Fault Tolerance - Week 3 Flashcards
Fault tolerance
operate in an acceptable way when a (partial) failure occurs.
Types of Failure
Omission Failures
Timing Failures
Response Failures
Arbitrary (byzantine) failures
Crashes
Omission Failures
Server fails to respond to incoming messages
Server fails to receive incoming messages
Server fails to send messages
Time failures
Server fails to respond within a certain time
Response failures
A server’s response is incorrect
Arbitrary (byzantine) failures
A component produces output it should never have produced (may not be detected as incorrect): arbitrary response at arbitrary times
Crashes
Server halts
Fault-tolerance / Failure masking - through redundancy
Physical redundancy
Time redundancy
Information redundancy
Physical redundancy
Having a backup server (no definition given in the slides)
Time redundancy
An action is performed, if need be, again and again.

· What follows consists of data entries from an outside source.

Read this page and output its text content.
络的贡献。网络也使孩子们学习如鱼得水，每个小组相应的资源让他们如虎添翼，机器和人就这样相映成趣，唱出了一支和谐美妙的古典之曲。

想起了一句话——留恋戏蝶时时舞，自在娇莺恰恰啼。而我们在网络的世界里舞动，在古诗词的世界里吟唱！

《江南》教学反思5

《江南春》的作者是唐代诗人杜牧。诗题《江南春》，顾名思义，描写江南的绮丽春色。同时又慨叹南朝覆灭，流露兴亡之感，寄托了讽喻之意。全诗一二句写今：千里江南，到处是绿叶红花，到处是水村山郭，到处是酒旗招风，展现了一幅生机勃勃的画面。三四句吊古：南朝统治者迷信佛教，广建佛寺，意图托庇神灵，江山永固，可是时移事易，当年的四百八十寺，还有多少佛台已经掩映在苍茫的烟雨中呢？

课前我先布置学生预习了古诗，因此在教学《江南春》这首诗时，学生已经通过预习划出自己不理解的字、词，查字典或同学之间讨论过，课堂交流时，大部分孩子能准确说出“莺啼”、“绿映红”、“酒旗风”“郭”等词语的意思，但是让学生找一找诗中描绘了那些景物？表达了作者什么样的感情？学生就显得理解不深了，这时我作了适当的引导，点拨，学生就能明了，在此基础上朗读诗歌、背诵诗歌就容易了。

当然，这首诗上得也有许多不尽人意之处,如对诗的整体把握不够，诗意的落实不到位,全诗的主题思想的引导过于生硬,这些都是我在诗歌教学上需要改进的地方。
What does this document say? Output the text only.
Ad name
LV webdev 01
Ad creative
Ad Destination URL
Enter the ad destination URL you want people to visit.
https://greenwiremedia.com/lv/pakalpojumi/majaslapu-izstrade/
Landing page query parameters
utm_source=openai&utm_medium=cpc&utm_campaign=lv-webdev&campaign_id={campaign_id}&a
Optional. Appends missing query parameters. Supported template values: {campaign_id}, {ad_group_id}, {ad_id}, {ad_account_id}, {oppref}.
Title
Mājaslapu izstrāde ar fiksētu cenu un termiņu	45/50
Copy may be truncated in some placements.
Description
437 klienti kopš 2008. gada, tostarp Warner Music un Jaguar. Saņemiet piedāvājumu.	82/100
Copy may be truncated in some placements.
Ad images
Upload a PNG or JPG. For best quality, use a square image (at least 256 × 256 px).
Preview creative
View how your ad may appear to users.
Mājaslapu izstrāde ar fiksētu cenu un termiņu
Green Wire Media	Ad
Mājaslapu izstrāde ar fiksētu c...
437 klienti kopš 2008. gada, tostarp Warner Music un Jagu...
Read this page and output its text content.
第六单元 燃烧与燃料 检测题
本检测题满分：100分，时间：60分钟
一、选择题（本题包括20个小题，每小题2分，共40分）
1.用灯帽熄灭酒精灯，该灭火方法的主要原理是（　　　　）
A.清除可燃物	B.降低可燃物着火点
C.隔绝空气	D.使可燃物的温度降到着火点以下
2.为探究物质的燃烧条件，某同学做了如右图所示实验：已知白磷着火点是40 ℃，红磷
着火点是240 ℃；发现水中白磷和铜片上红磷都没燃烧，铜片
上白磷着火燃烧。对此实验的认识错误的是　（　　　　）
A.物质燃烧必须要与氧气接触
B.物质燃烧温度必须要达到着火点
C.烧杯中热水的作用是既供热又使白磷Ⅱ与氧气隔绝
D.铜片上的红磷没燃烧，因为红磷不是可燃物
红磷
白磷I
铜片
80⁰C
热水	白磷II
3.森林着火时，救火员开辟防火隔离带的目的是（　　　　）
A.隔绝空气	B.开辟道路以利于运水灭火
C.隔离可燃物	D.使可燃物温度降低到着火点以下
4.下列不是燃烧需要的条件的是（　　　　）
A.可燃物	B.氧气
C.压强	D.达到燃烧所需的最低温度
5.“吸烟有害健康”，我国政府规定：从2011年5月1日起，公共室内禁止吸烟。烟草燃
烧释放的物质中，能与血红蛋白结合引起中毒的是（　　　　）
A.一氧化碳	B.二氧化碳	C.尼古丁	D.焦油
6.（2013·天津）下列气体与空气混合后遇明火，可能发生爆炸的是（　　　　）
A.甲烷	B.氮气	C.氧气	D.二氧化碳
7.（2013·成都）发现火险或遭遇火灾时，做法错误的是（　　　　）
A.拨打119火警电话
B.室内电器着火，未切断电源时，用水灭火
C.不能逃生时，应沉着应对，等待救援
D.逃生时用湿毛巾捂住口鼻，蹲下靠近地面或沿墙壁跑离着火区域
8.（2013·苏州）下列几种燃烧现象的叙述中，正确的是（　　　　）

Especially helpful when faults are transient and intermittent
Information redundancy
e.g. Send extra bits when transmitting information to allow recovery
Two generals problem - unreliable network
If the two generals don’t attack at the same time they die, they are on separate mountains.
With an unreliable channel:
G1 -> G2: Let’s attack at 9am
G2 -> G1: I received your message to attack
G2 doesn’t know if G1 received the message
In general there is no way to guarantee both generals got the message
Two generals problem - reliable network
If the two generals don’t attack at the same time they die, they are on separate mountains.
Assume a reliable communication channel
If one general is a traitor, with four generals you can spot the traitor
Redundancy Pros
Helps increase reliability
- increase probability that the system operates correctly at any given moment
Redundancy Cons
Creates several problems
- consistency of replicas (e.g. data on all replicas need to be updated)
- should improve (somehow) system performance.
Has a cost (monetary or other)
Even in the presence of redundancy, we need to make sure that any failure won’t leave our system in an inconsistent (corrupted) state
Triple modular Redundancy
A task is replicated three times, then fed to a series of three voters, can tell if one of the processes failed since it won’t match the other 2, the correct information is then passed to the next process by each voter (see image in Week3 OneNote)
Through replication three times, even if one component fails, the output will still be correct.
Used in airplanes. Chance of something going wrong is very low but still not zero.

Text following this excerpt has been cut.